Several dozen members of Congress addressed the rally and were cheered by participants, many of whom carried signs reading "I Vote Pro-Life First," "Defund Planned Parenthood" and "Face It ... Abortion Kills a Person."
Signs endorsing Republican presidential contenders were less ubiquitous, although some in the crowd favored Rick Santorum and Ron Paul, both favorites of conservative Christians.
Rep. Chris Smith, R-N.J., urged anti-abortion voters to unite behind the eventual GOP nominee.
"We don't have the luxury of disunity or nominee disappointment or apathy," Smith said. "For the sake of the innocent, failure to unite is not an option."
Republican frontrunner Mitt Romney has said he wants to see Roe v. Wade overturned. But Janet Hoven, 55, of Chester, N.J., said he still needed to do more to court anti-abortion activists.
"He's going to have to come out very strong for life. I certainly will pray that he will," said Hoven, a Romney supporter.
Carolee Zentkovich, 68, of Columbia Station, Ohio, said she supports Santorum but would gladly vote for Romney in the hopes of getting Obama out of office.
Americans remain strongly divided on abortion.
A Gallup poll last year showed that 49 percent of respondents identified themselves as "pro-choice," while 45 percent called themselves "pro-life." The same survey found that 50 percent of Americans believe abortion should be legal under some circumstances, 27 percent said it should be legal in all cases and 22 percent said it should always be illegal.
Nancy Keenan, president of NARAL Pro-Choice America, said in a statement that politicians supporting the March for Life were ignoring more pressing issues.

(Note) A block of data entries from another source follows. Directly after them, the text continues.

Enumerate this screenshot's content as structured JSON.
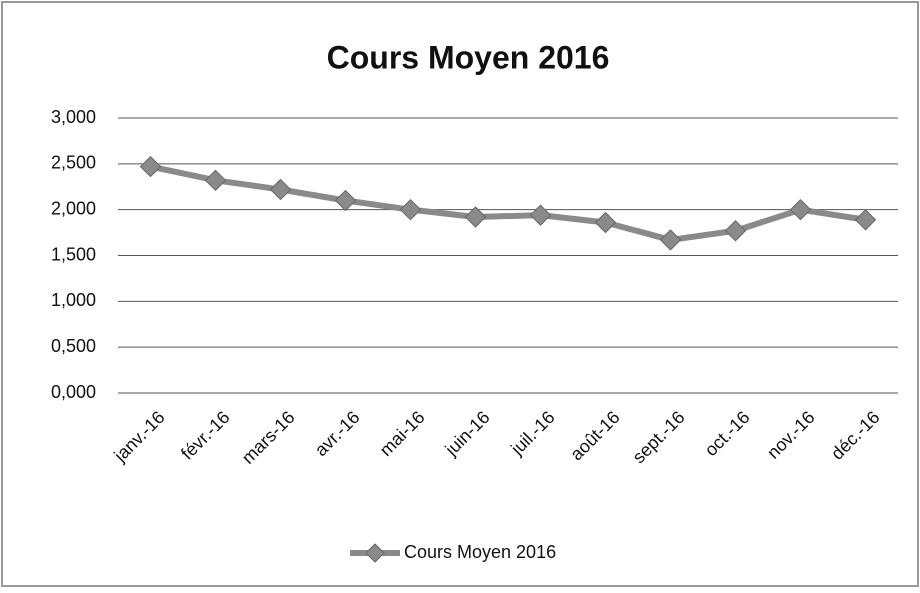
{
  "chart_data": {
    "type": "line",
    "title": "Cours Moyen 2016",
    "categories": [
      "janv.-16",
      "févr.-16",
      "mars-16",
      "avr.-16",
      "mai-16",
      "juin-16",
      "juil.-16",
      "août-16",
      "sept.-16",
      "oct.-16",
      "nov.-16",
      "déc.-16"
    ],
    "series": [
      {
        "name": "Cours Moyen 2016",
        "color": "#8a8a8a",
        "values": [
          2.47,
          2.32,
          2.22,
          2.1,
          2.0,
          1.92,
          1.94,
          1.86,
          1.67,
          1.77,
          2.0,
          1.89
        ]
      }
    ],
    "ylim": [
      0,
      3
    ],
    "yticks": [
      {
        "value": 0,
        "label": "0,000"
      },
      {
        "value": 0.5,
        "label": "0,500"
      },
      {
        "value": 1,
        "label": "1,000"
      },
      {
        "value": 1.5,
        "label": "1,500"
      },
      {
        "value": 2,
        "label": "2,000"
      },
      {
        "value": 2.5,
        "label": "2,500"
      },
      {
        "value": 3,
        "label": "3,000"
      }
    ],
    "grid": true,
    "legend": "bottom"
  }
}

"Anti-choice politicians and their allies promised to focus on creating jobs, yet they are attacking a woman's right to choose at near-record levels," Keenan said. "This extreme agenda is out of touch with our country's values and priorities."
Some marchers said opposition to abortion transcends partisan politics.
"Eight years ago, when George W. Bush was president, we were still out here," said Michael Tober, 36, of Muskegon, Mich. "It's not a Republican thing; it's not a Democrat thing. It's a human thing."